Kemunafikan Kontemporer

Zaman terus berlalu. Umat manusia pun secara kolektif bersepakat pada satu nilai ideal dan universal yang sama, yaitu: persaudaraan, persatuan dan perdamaian. Namun, nyatanya hingga hari ini Eropa yang notabene negeri kafir juga berperang satu sama lain; selangkah lagi menuju perang nuklir.

Begitu pun dengan negara-negara Timur Tengah yang notabene negara-negara berpenduduk mayoritas muslim. Nyatanya, mereka juga sama saja. Perang dan pertumpahan darah terus terjadi, dan terbentang depan mata. Semuanya disebabkan slogan dan jargon kosong tentang persaudaraan, persatuan dan perdamaian.

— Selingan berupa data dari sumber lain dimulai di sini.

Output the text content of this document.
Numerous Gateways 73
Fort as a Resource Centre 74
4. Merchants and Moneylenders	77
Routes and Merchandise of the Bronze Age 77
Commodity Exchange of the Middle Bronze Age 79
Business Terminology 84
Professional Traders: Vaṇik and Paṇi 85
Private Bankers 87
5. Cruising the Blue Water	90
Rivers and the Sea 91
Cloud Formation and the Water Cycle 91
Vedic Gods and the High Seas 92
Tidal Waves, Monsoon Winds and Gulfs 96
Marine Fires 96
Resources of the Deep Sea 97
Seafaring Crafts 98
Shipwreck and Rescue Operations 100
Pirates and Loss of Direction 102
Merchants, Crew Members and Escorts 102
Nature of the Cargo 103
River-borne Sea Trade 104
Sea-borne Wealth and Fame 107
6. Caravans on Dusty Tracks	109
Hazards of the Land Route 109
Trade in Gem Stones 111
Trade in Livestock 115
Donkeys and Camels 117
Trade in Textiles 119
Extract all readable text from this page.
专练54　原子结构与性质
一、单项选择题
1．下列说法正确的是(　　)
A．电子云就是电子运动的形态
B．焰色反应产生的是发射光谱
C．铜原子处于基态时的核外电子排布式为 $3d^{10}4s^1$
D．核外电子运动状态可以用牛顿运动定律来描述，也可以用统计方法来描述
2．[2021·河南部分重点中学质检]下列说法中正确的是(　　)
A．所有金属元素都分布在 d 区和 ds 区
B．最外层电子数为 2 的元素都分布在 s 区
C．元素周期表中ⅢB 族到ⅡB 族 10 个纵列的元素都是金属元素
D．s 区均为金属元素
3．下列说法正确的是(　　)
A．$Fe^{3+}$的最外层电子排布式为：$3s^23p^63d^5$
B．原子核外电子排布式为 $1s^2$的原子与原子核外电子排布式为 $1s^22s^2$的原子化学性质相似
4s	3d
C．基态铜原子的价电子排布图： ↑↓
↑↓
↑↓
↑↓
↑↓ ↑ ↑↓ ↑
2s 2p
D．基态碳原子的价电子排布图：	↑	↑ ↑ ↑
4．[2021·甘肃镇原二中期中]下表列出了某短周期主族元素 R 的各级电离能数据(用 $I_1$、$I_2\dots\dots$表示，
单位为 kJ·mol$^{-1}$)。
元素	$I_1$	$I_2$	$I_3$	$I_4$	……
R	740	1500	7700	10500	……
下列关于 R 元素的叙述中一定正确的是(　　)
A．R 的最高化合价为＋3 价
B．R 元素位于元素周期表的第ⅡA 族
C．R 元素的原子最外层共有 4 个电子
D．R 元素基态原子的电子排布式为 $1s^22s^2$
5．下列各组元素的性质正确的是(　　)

Bangsa Indonesia nyaris dijangkiti penyakit yang hampir sama, yaitu penyakit kemunafikan. Hampir di setiap ada panggung ceramah keagamaan, nilai-nilai universal seperti moderat (tawasut), seimbang (tawazun), toleransi (tasamuh), dan keadilan ('adalah) menjadi tema-tema yang melangit.

Disebut melangit karena tawasut, tawazun, dan tasamuh tidak membumi menjadi prilaku keseharian, khususnya elite hingga warga Nahdliyyin. Nyatanya  Kebencian dan permusuhan selalu digaungkan baik sesama Nahdiyyin apalagi dengan non-nahdiyyin. Media massa dan setiap pemberitaan mempertontonkan bagaimana jama'ah Nahdliyyin berkonflik satu sama lain ataupun dengan Jamaah lain yang berbeda Ideologi keagamaan. Tidak berlebihan jika mengatakan; hari ini slogan Rahmatan Lil 'Alamin hendak menjelma menjadi isapan jempol belaka bahkan tanda  kemunafikan kontemporer. 

Tentu saja sikap ini bukan bentuk skeptisis melainkan otokritik, dengan satu tujuan: promosi Islam Rahmatan lil 'Alamin harusnya menjadi misi dakwah sekaligus perilaku sosial sehari-hari, baik menyangkut persoalanan kebudayaan, keagamaan, ekonomi hingga politik.